European legislators are considering further reducing orphan incentives at a time when payer action is starting to bite. Orphan manufacturers are increasingly finding that potential returns from European countries—constrained by caps and rebates—are insufficient to justify investment decisions.

This is leading to a situation in which rare disease R&D investment is increasingly underwritten by expected US sales. To date, despite widespread political and media pressure on drug pricing, US payers have routinely covered orphan medicines. Yet the reliance on US expenditure to support orphan investment is not sustainable in the long term.

Worryingly, some larger companies, such as GSK and Astra Zeneca, have recently decided to divest from rare diseases, and it is large companies like these that will be necessary to substantially change the prognosis for rare disease patients.

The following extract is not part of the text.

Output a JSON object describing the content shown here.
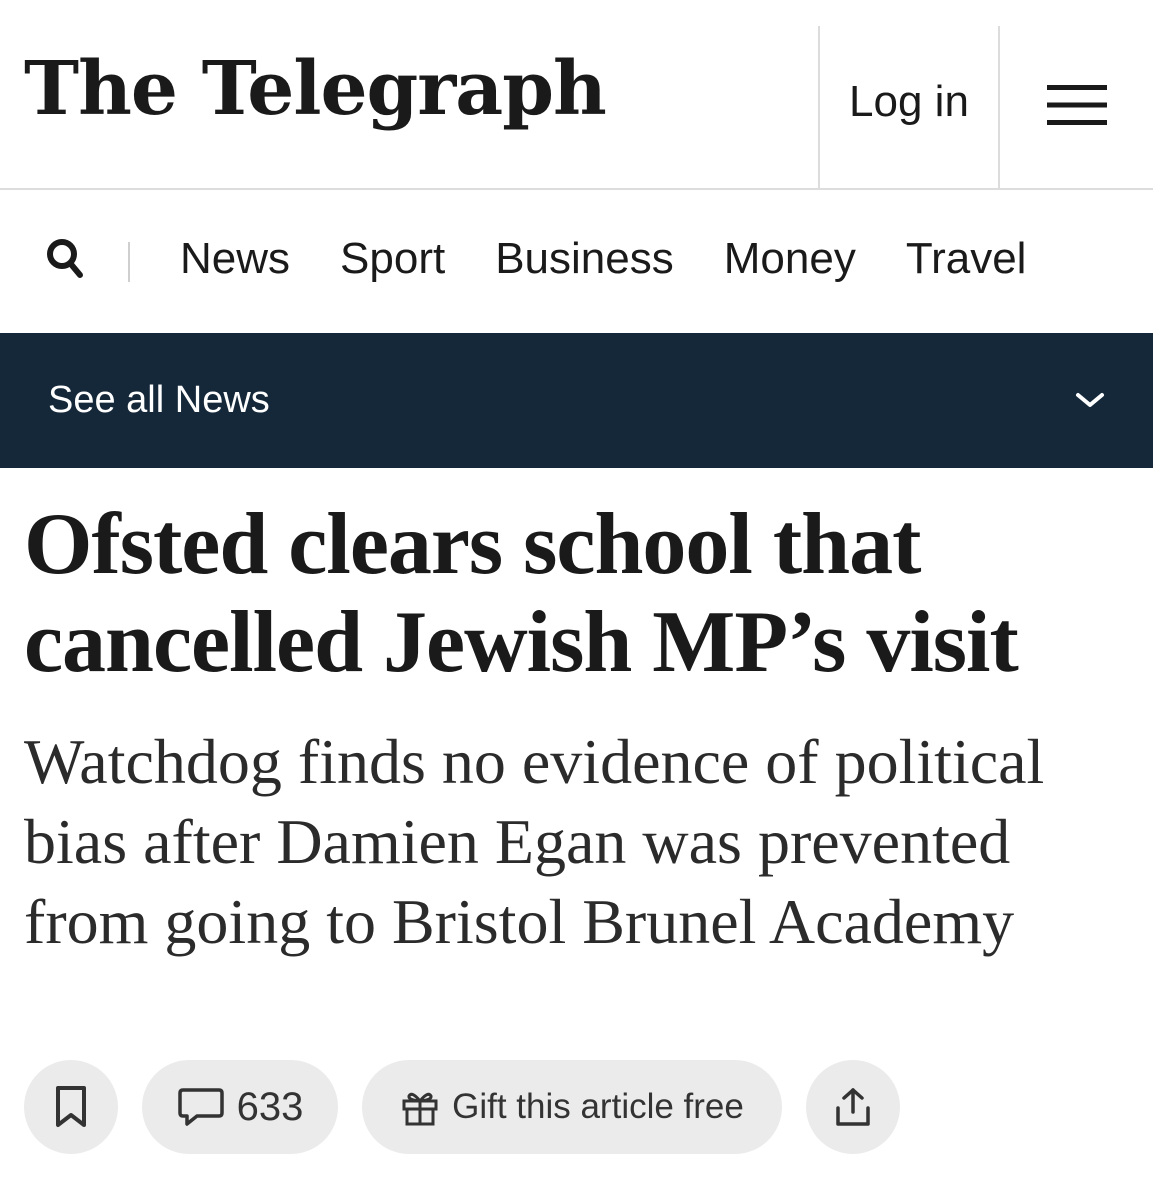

Savings Through Generics and Biosimilars Will Reduce Financial and Political Pressure on Orphans

Perhaps the biggest driver of payer constraints on orphan reimbursement is budget sustainability. Payers are concerned that orphan costs are growing at a time when expenditure on non-orphan medicines has been largely flat, leading to an increase in the orphan share of total spending. This shift in resources is not surprising; indeed it is essential if the unmet need in rare diseases is to be met. But it is important that the mechanisms that maintain the long-term sustainability of health system drug budgets, especially falling prices at the loss of IP, are seen to be working in rare diseases. To date, the picture is not clear.

Older orphan products appear to be continuing to grow in revenue, even after the loss of marketing exclusivity or patent protections, raising concerns about whether generics and biosimilars will penetrate the rare disease space and release funding to finance new innovation.

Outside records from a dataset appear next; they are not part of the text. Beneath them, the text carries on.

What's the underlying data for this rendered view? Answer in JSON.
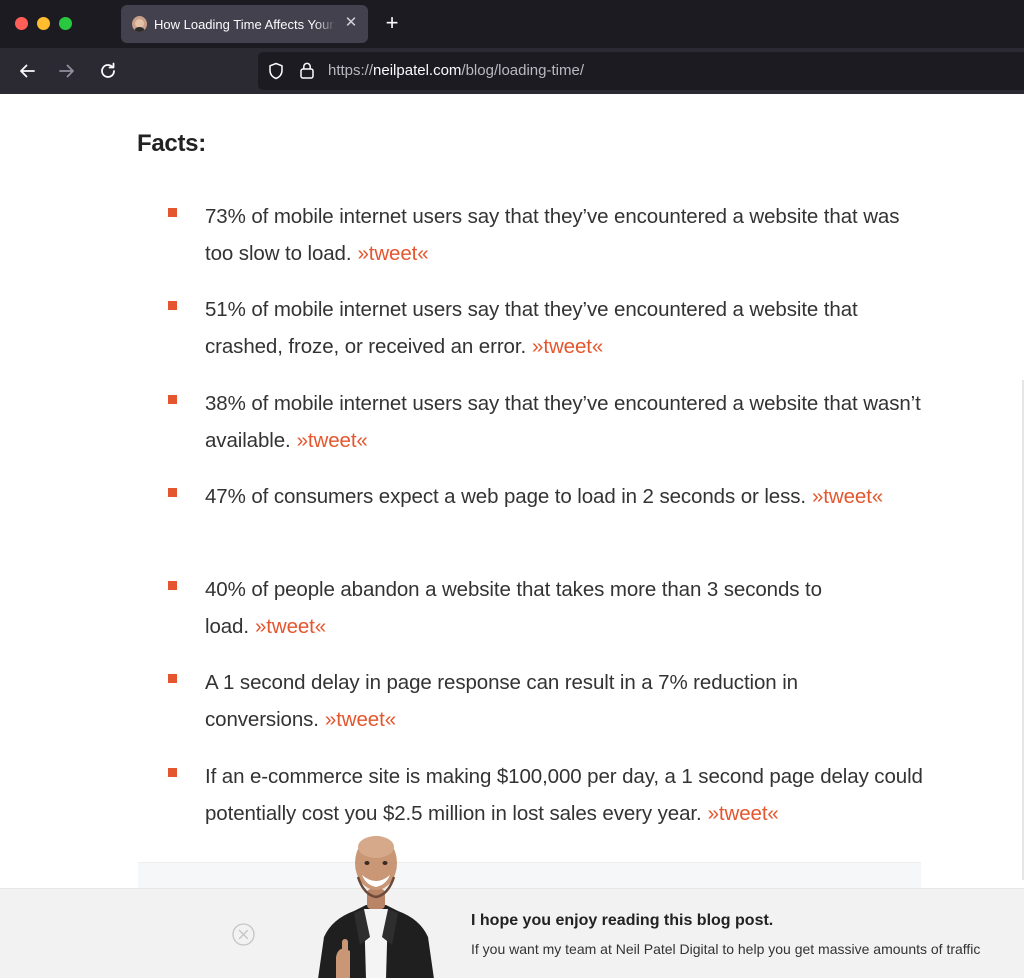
{
  "browser": {
    "tab_title": "How Loading Time Affects Your Bottom Line",
    "tab_close": "✕",
    "new_tab": "+",
    "url_scheme": "https://",
    "url_host": "neilpatel.com",
    "url_path": "/blog/loading-time/",
    "colors": {
      "close": "#ff5f57",
      "minimize": "#febc2e",
      "maximize": "#28c840"
    }
  },
  "article": {
    "heading": "Facts:",
    "bullet_color": "#e4572e",
    "tweet_label": "»tweet«",
    "facts": [
      {
        "text": "73% of mobile internet users say that they’ve encountered a website that was too slow to load."
      },
      {
        "text": "51% of mobile internet users say that they’ve encountered a website that crashed, froze, or received an error."
      },
      {
        "text": "38% of mobile internet users say that they’ve encountered a website that wasn’t available."
      },
      {
        "text": "47% of consumers expect a web page to load in 2 seconds or less."
      },
      {
        "text": "40% of people abandon a website that takes more than 3 seconds to load."
      },
      {
        "text": "A 1 second delay in page response can result in a 7% reduction in conversions."
      },
      {
        "text": "If an e-commerce site is making $100,000 per day, a 1 second page delay could potentially cost you $2.5 million in lost sales every year."
      }
    ]
  },
  "popup": {
    "title": "I hope you enjoy reading this blog post.",
    "body": "If you want my team at Neil Patel Digital to help you get massive amounts of traffic"
  }
}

For small-molecule orphan drugs, the concern is probably unwarranted. For example, after the entry of generic competition for imatinib in 2016, expenditure fell approximately 65 percent within one year. But for large-molecule orphan drugs, there is more uncertainty. So far, there has been no precedent of biosimilar competition in orphan medicines. But this situation may be changing. Biosimilars of eculizumab are being developed by companies like Amgen, and other orphan products with lower sales may become targets as the biosimilar market becomes more established.

For now, the fear is that an inability to release savings from older products at the loss of IP is leading payers to seek greater savings from new orphan medicines. This is problematic, because it is the success of these new products—rather than the old products—that influences investment decisions in new development programmes in rare diseases.

Responsibility for the sustainability of the orphan drug business model therefore falls on both manufacturers and policy makers. The former must accept that the fundamental contract between industry and society dictates that innovation is funded on the condition that prices fall when patent protection expires. The latter must recommit to the goal of meeting the need in rare diseases and refrain from diminishing incentives at the very moment when the promise looks greatest.